The last four, starting from Harry Potter and the Order of Phoenix, have been much too dark. That is because the story gets more serious once Voldermort returns from his near-dead status in book four, Harry Potter and the Goblet of Fire. In book five, Harry Potter and the Order of the Phoenix, he gathers followers. In book six, Harry Potter and the Half-Blood Prince, he tries to get Albus Dumbledore, the headmaster of Hogwarts and Potter’s protector and guide, killed. He succeeds, and book seven, Harry Potter and the Deathly Hallows, begins from Potter’s quest for the seven horcruxes that contain pieces of Voldermort’s soul. Once the horcruxes are destroyed, killing him will become easier.
The last four films do a competent job of showing that journey. But Yates takes far too many liberties in his quest to convert what is anyway a good story into high art. Some of the more redeeming moments, like right after the trio break into Gringotts, the wizarding bank, are completely ignored. Though he does a good job with the battles, Yates has a tendency to focus on the sad parts of the story.
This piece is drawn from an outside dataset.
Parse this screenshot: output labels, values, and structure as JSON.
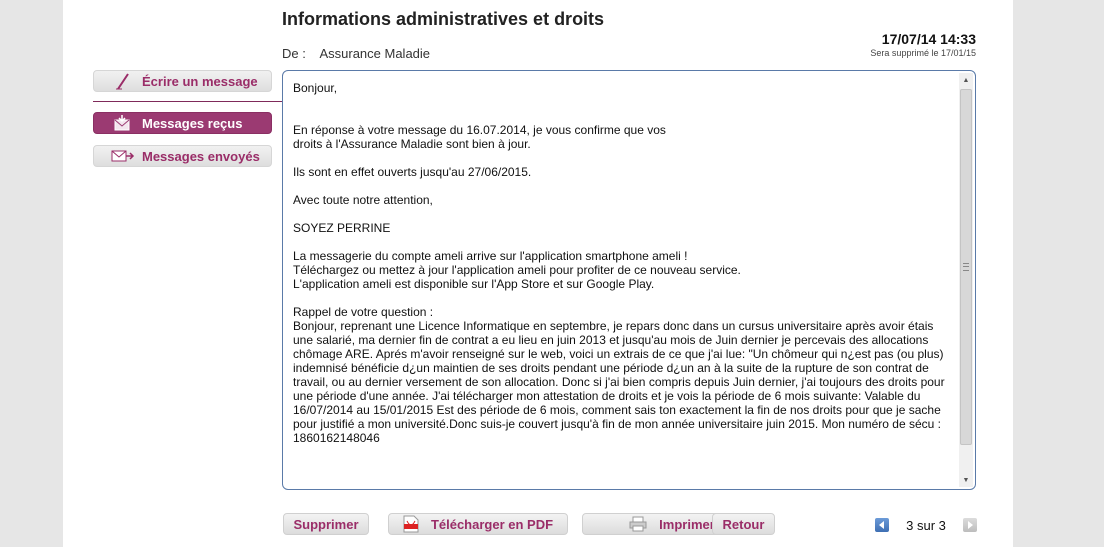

Also a lot of the context is simply battered into one-liners. This makes watching the final chapter very frustrating.
If a brilliant, but detailed trilogy like The Lord of Rings could become an equally brilliant and accurate film trilogy (also by Warner Brothers), why can’t the Harry Potter series? For true blue fans, like yours truly, that is the really upsetting thing about Harry Potter and the Deathly Hallows 2. It lets down its fans.